Plasma microRNA profiles for bladder cancer detection

Background: Bladder cancer (BC) is a burdensome disease with significant morbidity, mortality, and cost. The development of novel plasma-based biomarkers for BC diagnosis and surveillance could significantly improve clinical outcomes and decrease health expenditures. Plasma miRNAs are promising biomarkers that have yet to be rigorously investigated in BC. Objective: To determine the feasibility and efficacy of detecting BC with plasma miRNA signatures. Materials and methods: Plasma miRNA was isolated from 20 patients with bladder cancer and 18 noncancerous controls. Samples were analyzed with a miRNA array containing duplicate probes for each miRNA in the Sanger database. Logistic regression modeling was used to optimize diagnostic miRNA signatures to distinguish between muscle invasive BC (MIBC), non-muscle-invasive BC (NMIBC) and noncancerous controls. Results: Seventy-nine differentially expressed plasma miRNAs (local false discovery rate [FDR] <0.5) in patients with or without BC were identified.
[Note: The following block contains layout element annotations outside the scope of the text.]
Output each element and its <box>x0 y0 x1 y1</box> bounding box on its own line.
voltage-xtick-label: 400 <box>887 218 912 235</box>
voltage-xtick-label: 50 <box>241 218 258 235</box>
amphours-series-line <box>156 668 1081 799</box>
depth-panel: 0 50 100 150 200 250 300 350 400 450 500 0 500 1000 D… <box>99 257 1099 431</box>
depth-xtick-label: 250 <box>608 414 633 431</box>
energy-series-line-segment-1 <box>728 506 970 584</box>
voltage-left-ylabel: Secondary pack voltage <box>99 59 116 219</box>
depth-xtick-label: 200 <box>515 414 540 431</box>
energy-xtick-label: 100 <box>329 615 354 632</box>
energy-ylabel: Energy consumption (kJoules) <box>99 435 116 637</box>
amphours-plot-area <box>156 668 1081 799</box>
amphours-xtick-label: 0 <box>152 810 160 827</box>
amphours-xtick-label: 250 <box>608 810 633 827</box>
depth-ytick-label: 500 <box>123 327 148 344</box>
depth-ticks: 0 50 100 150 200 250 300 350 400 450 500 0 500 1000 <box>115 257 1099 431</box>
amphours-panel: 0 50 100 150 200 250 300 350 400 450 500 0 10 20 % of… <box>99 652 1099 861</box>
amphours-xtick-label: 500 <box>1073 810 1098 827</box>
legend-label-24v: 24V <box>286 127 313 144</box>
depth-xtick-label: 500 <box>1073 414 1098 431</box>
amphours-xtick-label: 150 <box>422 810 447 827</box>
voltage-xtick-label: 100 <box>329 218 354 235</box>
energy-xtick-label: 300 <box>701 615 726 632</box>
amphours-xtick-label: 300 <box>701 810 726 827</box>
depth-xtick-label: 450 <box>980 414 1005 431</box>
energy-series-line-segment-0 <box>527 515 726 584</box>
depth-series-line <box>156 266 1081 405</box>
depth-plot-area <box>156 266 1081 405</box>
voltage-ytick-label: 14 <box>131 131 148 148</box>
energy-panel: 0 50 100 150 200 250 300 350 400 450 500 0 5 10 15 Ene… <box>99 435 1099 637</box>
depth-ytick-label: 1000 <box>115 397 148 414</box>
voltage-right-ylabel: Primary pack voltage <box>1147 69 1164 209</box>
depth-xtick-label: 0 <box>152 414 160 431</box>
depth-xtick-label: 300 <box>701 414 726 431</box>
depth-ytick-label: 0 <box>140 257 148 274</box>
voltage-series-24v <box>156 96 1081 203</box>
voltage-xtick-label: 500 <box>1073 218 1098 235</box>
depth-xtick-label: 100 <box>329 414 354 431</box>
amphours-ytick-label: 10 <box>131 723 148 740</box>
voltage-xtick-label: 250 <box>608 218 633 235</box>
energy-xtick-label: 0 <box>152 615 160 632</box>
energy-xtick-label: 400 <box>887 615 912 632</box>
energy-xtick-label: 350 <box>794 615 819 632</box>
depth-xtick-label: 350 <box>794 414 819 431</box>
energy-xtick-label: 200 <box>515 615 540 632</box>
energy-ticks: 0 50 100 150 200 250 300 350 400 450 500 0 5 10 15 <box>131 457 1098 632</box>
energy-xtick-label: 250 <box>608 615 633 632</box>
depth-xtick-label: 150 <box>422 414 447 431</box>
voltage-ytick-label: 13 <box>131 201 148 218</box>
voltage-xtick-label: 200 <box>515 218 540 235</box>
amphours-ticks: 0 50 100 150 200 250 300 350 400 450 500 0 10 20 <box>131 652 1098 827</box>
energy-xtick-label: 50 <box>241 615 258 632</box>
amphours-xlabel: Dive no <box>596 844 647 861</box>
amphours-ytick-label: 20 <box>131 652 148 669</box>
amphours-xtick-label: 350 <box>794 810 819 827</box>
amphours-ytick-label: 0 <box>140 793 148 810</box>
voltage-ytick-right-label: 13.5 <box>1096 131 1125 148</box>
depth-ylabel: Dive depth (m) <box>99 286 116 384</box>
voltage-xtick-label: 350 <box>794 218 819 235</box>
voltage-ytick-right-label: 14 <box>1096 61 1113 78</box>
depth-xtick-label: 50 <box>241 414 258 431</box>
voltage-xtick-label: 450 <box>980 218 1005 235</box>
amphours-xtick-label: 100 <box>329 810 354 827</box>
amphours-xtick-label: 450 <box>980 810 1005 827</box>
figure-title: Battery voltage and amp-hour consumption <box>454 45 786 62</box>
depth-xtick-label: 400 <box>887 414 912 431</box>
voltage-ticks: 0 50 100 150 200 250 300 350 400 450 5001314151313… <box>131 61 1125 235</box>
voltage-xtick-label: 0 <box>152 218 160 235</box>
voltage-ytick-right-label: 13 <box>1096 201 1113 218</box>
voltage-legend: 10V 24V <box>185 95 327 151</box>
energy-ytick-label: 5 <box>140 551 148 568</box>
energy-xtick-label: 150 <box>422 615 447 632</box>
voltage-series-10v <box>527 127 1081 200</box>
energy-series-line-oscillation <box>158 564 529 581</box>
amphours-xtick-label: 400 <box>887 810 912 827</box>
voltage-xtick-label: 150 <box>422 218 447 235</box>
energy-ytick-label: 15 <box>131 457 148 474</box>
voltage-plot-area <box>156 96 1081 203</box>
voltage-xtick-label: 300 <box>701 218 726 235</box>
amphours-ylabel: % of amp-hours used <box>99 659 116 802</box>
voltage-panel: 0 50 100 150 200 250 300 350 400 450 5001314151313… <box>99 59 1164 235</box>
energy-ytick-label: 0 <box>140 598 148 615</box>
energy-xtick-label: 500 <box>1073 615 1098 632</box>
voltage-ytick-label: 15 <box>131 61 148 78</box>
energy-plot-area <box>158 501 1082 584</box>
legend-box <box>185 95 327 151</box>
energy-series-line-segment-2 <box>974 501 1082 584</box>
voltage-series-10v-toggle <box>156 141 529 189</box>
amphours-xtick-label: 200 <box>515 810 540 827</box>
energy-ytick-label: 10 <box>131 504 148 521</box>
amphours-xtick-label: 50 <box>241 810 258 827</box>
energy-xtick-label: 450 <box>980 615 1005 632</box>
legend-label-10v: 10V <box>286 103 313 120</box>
Some diagnostically relevant miRNAs, such as miR-200b, were up-regulated in MIBC patients, whereas others, such as miR-92 and miR-33, were inversely correlated with advanced clinical stage, supporting the notion that miRNAs released in the circulation have a variety of cellular origins. Logistic regression modeling was able to predict diagnosis with 89% accuracy for detecting the presence or absence of BC, 92% accuracy for distinguishing invasive BC from other cases, 100% accuracy for distinguishing MIBC from controls, and 79% accuracy for three-way classification between MIBC, NIMBC, and controls. Conclusions: This study provides preliminary data supporting the use of plasma miRNAs as a noninvasive means of BC detection. Future studies will be required to further specify the optimal plasma miRNA signature, and to apply these signatures to clinical scenarios, such as initial BC detection and BC surveillance.